Part of the Ghost Stories of The Great Lakes Series

The art of silence?  Do not hide, for when you are among siblings, out of sight does not mean out of mind, especially when an order is easily delegated.  Prepare to be busy, not look busy. This is essential to survival.  Plan your day, but do not hope for the best.   I had several chores, the major one being the gathering of driftwood–no matter what the weather–I became the driftwood gatherer, and I planned my days around the search for driftwood.
The weather made me, I’m sure; great gusts of wind, cutting sleet, rain in deluges, and heat that baked the sand to an almost dead white kept me in one piece.  Never once did I ever hear an anxious voice from the house as I drug the driftwood from the shore to the door. 

This was my job. The others had theirs.

No one wanted driftwood gathering.

Annie, bless her heart, wasn’t up too much.  She was always sickly and kept close to Mother.  We harried mother and busied her.  She spent most of her life it seemed scolding my brothers and clucking over Annie, who stood still to have her tears wiped away in a rough but tender way.

I hated school but loved to read–as most readers discover.  School distracts.

They shunned me for the books I read, but I read them anyway.  I was the driftwood gatherer, I could face the disdain of any long nosed librarian.  When we went once a week to the library (my classmates in purgatory), I felt she only pretended to put on her worst face for me. 

As driftwood gatherer I felt it incumbent upon me to be observant.  There were several old Bibles in the library–thus and so Bible donated by the family Captain Daniel McGuire, a Catholic and thus and so Bible, a Protestant, donated in the memory of Captain Joseph Fenton.  When the Librarian had her back to me I touched their leather bindings and sometimes gilded edges and wondered where the families of these old captains were now.
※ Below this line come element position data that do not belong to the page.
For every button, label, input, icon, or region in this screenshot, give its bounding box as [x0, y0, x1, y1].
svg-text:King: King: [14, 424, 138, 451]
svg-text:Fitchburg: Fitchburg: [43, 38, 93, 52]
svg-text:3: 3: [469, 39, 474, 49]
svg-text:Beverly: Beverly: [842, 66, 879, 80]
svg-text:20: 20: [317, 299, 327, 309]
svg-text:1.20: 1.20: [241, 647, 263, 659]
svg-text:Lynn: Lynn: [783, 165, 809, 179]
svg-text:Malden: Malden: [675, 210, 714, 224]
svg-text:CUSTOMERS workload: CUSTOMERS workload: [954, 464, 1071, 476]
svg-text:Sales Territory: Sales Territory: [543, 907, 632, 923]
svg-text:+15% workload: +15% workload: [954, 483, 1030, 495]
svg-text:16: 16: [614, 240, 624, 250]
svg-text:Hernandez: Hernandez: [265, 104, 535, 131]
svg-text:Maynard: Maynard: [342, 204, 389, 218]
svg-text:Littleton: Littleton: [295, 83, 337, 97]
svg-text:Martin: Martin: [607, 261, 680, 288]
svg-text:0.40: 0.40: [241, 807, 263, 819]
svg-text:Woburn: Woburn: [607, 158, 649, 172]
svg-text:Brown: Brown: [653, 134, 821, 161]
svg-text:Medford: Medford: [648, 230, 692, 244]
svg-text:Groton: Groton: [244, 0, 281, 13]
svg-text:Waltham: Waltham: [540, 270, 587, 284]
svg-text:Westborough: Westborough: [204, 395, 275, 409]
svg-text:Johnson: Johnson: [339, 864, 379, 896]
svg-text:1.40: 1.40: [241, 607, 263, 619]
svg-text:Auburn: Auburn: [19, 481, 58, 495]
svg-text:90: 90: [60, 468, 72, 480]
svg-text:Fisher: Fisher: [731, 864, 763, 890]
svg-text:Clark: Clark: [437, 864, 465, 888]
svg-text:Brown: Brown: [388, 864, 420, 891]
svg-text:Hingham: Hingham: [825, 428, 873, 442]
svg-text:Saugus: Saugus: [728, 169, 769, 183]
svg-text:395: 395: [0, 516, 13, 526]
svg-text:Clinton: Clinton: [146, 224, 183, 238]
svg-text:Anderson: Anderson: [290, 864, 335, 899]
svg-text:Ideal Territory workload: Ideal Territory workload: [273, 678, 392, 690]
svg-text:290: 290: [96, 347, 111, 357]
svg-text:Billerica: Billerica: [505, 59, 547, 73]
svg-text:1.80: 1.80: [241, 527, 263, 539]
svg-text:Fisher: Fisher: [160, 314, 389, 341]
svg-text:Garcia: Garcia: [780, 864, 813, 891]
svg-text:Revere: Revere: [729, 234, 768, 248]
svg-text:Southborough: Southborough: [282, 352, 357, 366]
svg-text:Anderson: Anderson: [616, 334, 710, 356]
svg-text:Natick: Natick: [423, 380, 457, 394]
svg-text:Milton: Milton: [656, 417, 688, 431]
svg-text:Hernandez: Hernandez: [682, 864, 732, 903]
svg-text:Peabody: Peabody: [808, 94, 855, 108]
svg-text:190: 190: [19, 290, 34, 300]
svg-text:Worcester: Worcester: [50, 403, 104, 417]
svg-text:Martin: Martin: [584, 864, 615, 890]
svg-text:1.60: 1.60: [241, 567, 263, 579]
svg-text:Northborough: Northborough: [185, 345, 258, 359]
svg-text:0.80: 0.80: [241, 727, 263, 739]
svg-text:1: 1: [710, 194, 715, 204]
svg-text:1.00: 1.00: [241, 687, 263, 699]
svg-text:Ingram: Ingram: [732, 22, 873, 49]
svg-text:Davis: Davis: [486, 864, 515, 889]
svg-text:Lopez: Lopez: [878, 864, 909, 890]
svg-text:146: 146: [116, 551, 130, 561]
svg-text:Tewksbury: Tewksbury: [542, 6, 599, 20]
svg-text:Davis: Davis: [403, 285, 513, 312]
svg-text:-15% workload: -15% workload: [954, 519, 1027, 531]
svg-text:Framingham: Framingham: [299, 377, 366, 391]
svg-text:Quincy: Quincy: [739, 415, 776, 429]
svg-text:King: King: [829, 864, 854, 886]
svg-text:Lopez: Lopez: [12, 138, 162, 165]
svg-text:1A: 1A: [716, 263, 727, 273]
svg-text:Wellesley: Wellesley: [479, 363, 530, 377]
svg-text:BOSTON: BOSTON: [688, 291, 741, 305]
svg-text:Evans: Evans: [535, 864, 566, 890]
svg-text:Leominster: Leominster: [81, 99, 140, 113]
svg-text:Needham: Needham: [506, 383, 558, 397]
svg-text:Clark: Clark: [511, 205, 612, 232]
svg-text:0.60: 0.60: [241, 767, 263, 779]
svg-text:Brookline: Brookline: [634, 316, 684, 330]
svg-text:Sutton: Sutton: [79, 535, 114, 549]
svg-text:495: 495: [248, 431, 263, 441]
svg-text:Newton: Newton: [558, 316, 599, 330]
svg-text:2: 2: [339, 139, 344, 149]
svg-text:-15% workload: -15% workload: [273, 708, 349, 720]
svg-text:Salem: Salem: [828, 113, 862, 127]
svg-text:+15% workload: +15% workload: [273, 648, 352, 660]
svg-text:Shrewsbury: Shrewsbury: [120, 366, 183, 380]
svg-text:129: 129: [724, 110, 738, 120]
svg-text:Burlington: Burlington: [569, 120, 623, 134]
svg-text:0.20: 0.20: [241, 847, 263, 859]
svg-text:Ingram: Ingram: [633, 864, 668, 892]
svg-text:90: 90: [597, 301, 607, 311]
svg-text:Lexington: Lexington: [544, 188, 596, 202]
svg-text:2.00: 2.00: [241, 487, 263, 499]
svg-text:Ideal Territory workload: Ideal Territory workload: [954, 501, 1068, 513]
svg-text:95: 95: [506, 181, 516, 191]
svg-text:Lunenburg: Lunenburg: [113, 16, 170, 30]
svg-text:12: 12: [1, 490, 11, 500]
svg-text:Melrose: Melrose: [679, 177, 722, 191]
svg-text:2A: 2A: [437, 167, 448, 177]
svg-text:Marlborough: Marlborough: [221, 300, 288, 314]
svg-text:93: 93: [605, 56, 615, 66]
Selecting books by George Elliot, Jane Austen, or any of the Bronte sisters and ignoring the looks of disdain from the Librarian, I went back to the line of Bibles awaiting my class mates. A donated Bible meant shipwreck. It also meant leaving the big lakes that took down their loved ones and frankly being sickened by the whole idea of setting sail. They left the Bibles in memory of someone who wouldn’t see dry land until God’s kingdom came to this leaking earth.   I felt that I was connecting to the driftwood I found along our shores by touching those Bibles.


I was young when I was first sent out to gather driftwood.  The shoreline to Huron was close to our house, and it was cold in the morning, any time of year. The mist was often low to the ground.

One October morning lost for some time, trying to find my way back with driftwood, I despaired of seeing my house and mother again.  The driftwood was water logged and worn smooth by the roughness of the fresh water waves.  So many don’t understand that fresh water has no plashy, saltwater softness to it–ever.  The ships wooden and even the new long boats take a beating within the sharp and hardened waves of Huron, Superior, Michigan, Erie, and Ontario.

My father found me first.

“Well, at last I find my daughter hard at her chore.  What has become of you?”

“Huron was in every direction,” I sniffed a little hardened in attitude because of the heaviness of my load and the ache in my shoulders.  “Even on shore Huron mists up and hides shelter.”

“Nah, not true.  Huron is only along the east here.  She sent the mist to confuse you.  She didn’t want you to leave.  There is no harm in her.”

“Why doesn’t she want me to leave?” I felt little regard for her at the moment, and I felt myself struggling not to pee.

“Well, Huron loves all lovely young maidens.”

I looked up in hope at my father.  His hair was gray and his eyes a sharp sky blue.  He seemed tall but not so tall among other men at church.  Until that moment, I was not sure father noticed me — ever.  I could feel a thin mucus crust along the edge of my nose and my eyes felt swollen and my shoulders ached with pulling the driftwood beside me, in what seemed to be all day.

“Now let’s see what you have here.”  My father pulled up the driftwood I had gathered; gray and black, heavy and long.  “Yes, yes, I knew you had it in you.  This is from my ship, I’m sure.  Don’t you see pretty girl, Huron loves you and wants to keep you near, and has given you a piece of what I worked so long and hard for.”

“I think I should find Mother.”  I told him.  His fine blue eyes stared long and hard at the driftwood I had drug along behind me; he said nothing.  So I started off again, away from Huron’s shore, my shoulder’s aching and my legs dragging deep within the sand.  When I looked up again, the house was in view and I fought the urge to weep openly; a sure sign of weakness.

“Where have you been, you dolt, looking at rocks again?” asked my Mother.

“No,” I said, “looking for driftwood like you said.”

“I’ve told you not to be so long — what would your father say if he could see you?”

I thought of the Bibles in the Library and how ours remained on the shelf at home; mother wouldn’t leave him, you see.  I shrugged and went into the warm kitchen.

Nearly every day, I look for driftwood and wonder which sailors clung to the edges and then let slip away and which Bibles are donated, which remain.